This summer, I devised a small activity that allowed the Fellows to study "partial chronologies" of scholars who concentrate on literature and African American Studies. The chronologies provide a brief glimpse at scholars' engagements with ideas, particular writers, and colleagues in the field over several years.
For the multiple chronologies I needed, I decided to contact some friends and colleagues, including Professors Bryan Carter (University of Central Missouri), Erica Edwards (University of California Riverside), John Ernest (West Virginia University), Sherita Johnson (The University of Southern Mississippi), Alondra Nelson (Columbia University), Jerry W. Ward, Jr. (Dillard University), and our program director Joycelyn Moody (University of Texas at San Antonio).
Each of the professors provided points along their journeys following various educational, professional, and scholarly paths over a span of at least 10 years. They also inserted, at a few places along their time-lines, moments where they had to make critical decisions and choices.
The chronologies have been tremendously important educational maps for us. The arrangement of the various materials based on a chronological setup makes the ideas and movements of the scholars visually accessible and interesting, and open enough for us to imagine and discuss what it was like for the professors to make decisions at different points in their careers.
Carter noted making the tough decision to follow his interests in technology despite receiving little support early on. (Clearly, we've benefited from his decisions). Nelson highlighted aspects of her graduate school days when she was collaborating with fellow classmates on large projects and organizing these wonderful discussions and activities associated with afrofuturism.
After reading Sherita Johnson's chronology, one of our Fellows, Laquasha Logan, explained that she was "intrigued by the fact that a particular class, Early African American Literature, prompted Professor Johnson to concentrate on black southern writers." Logan also noted that Johnson's chronology "gave me an idea about the significance of mentors."
Our Fellow, Alexander Sterling, observed that Professor Ernest's chronology "helped inform my understanding of the persistence required to succeed in the academy. In particular, the chronology made me aware of the importance of having multiple projects just in case various obstacles emerge that impedes the progress of one." Another Fellow, Barry Cleckley, pointed out that Ernest's chronology "provided a model of the type of persistence and self-directed motivation necessary to be successful in the academy."

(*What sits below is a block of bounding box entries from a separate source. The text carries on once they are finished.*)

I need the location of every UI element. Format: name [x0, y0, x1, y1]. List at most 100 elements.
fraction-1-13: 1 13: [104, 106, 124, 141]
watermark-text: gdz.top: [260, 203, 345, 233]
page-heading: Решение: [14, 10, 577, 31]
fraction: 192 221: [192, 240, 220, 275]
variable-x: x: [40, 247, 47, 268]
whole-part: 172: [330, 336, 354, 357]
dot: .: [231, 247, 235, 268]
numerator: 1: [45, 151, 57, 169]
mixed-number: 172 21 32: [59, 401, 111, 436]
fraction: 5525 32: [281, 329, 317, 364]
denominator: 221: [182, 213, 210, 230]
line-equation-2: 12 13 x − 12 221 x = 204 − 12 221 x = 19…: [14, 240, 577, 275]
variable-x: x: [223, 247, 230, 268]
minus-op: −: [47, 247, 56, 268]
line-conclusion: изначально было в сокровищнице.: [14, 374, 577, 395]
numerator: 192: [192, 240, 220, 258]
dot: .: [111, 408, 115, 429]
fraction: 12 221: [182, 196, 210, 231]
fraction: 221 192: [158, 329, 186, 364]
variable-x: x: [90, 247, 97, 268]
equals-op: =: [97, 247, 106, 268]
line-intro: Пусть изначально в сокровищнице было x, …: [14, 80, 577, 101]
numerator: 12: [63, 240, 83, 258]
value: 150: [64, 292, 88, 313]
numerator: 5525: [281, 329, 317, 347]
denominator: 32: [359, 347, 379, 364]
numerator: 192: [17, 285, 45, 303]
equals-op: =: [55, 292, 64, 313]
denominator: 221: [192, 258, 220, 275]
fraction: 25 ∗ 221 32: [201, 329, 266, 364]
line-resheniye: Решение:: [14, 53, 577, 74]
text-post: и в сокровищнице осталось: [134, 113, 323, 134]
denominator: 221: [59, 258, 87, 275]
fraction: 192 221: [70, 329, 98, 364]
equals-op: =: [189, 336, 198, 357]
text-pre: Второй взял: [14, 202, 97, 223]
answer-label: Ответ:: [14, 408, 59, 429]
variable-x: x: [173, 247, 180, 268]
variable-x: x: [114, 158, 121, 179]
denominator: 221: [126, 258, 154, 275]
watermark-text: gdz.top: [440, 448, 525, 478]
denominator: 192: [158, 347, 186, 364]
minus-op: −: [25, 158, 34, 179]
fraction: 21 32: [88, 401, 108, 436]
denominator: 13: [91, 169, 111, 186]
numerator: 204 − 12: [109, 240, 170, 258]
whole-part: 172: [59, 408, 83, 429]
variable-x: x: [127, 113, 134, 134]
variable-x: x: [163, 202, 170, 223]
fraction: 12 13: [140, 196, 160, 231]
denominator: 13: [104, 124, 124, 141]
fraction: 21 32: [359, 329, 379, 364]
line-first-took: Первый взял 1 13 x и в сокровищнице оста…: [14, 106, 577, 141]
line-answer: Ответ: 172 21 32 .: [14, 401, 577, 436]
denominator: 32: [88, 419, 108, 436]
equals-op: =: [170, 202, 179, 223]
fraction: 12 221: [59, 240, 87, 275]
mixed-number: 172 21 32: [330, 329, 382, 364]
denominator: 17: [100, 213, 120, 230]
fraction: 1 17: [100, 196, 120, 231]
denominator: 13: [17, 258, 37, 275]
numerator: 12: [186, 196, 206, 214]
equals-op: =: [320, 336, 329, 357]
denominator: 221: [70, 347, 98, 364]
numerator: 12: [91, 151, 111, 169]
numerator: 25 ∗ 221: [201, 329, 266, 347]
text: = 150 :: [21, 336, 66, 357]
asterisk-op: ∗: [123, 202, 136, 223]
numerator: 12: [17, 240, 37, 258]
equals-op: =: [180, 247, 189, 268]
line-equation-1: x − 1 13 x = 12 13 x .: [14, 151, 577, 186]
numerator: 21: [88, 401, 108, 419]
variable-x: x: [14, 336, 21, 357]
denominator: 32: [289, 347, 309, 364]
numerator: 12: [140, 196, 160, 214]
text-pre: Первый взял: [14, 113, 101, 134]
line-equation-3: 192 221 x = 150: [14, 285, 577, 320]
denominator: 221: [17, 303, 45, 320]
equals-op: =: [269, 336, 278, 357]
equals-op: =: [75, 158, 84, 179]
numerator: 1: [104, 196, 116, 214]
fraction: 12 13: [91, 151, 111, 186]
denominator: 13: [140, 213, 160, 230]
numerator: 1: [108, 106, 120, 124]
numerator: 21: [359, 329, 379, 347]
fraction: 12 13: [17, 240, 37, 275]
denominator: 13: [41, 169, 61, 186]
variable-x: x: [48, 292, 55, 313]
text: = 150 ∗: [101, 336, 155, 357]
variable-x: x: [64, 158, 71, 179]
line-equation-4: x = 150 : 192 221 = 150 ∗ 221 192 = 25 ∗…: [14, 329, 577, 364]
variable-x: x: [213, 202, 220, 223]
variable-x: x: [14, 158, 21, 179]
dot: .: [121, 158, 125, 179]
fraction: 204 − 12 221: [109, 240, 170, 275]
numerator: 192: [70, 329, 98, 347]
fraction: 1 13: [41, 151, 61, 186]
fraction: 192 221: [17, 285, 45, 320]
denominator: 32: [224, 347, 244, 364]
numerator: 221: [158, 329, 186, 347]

Professor Ward's chronology, which he entitled "Selecting the Wright Path," concentrates on his experiences studying and producing scholarship on the novelist Richard Wright, whom Ward began reading as an undergraduate at Tougaloo College in Mississippi in 1963-1964.
"Ward's chronology comprises 48 years of pursuing work on a notable African American writer, from an introduction to his works in undergrad to his receipt of the Richard Wright Literary Excellence Award this past February," wrote Kacee Aldridge. "Thinking about those years of dedication on a subject provided me with a sense that striving toward scholarship in the areas that are most meaningful can be a fulfilling lifelong journey."

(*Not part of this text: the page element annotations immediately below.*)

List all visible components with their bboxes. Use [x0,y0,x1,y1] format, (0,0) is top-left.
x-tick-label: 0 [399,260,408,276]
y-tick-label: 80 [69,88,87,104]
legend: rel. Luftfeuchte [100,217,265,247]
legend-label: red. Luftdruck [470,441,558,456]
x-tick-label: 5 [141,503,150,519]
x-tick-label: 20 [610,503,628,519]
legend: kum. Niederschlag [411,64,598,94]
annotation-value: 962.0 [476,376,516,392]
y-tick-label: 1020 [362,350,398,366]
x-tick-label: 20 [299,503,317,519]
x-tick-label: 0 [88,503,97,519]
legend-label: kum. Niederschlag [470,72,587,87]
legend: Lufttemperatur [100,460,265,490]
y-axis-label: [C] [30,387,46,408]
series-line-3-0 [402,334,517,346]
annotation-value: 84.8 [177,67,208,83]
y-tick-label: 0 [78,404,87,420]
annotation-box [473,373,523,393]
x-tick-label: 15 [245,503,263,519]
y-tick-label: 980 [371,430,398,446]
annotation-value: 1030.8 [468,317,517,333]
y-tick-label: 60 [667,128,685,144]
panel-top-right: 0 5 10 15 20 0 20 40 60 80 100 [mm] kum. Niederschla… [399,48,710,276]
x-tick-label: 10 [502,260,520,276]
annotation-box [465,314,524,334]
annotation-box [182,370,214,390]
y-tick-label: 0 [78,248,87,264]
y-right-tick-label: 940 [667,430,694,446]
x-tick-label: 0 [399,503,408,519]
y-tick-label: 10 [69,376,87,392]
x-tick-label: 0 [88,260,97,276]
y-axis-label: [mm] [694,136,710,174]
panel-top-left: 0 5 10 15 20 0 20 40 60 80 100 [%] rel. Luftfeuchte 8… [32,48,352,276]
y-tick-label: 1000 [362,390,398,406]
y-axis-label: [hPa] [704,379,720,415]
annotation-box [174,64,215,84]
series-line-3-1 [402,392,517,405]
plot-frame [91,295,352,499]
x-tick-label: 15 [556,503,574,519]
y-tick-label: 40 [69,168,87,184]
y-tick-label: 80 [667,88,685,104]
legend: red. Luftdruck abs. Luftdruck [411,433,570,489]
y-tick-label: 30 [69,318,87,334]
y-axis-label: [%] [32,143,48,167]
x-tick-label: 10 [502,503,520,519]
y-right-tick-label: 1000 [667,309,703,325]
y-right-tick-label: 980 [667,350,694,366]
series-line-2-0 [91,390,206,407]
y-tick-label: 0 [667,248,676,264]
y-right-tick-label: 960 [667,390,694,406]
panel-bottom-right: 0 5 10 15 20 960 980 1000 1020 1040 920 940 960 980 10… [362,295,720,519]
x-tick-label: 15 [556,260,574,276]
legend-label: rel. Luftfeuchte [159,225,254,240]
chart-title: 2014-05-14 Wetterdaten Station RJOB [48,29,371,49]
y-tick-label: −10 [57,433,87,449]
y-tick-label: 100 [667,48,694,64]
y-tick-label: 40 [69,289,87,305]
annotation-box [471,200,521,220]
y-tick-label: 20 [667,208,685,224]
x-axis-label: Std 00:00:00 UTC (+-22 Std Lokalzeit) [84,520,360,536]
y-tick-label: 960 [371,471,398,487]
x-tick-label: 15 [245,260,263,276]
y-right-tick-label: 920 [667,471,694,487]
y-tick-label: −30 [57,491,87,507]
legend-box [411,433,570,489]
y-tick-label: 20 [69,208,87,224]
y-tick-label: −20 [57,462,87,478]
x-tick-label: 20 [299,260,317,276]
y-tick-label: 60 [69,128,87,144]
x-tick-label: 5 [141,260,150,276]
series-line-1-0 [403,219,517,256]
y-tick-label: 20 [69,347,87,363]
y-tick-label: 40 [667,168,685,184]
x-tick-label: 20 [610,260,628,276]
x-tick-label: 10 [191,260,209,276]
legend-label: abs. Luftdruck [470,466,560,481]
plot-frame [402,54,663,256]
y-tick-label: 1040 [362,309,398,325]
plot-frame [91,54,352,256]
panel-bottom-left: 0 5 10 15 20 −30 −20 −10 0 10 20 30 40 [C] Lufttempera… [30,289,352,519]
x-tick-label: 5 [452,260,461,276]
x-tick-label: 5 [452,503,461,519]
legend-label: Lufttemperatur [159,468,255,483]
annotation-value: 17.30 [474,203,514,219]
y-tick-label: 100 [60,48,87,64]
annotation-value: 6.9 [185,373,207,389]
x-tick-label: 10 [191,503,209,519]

Simone Parris explained that reading about "the myriad of diverse topics and concepts" that Professor Edwards highlighted in her chronology "encouraged me to look at my education in a very different light." The Edwards chronology "inspired me to study the various topics and concepts of interest across disciplines to discover what I am most passionate about researching and writing my dissertation on."
The partial chronologies have become integral, recurring topics in our conversations during the last two weeks. At every turn, we are looking back and mentioning how a key question we are considering or subject relates to to issues mentioned in the chronologies.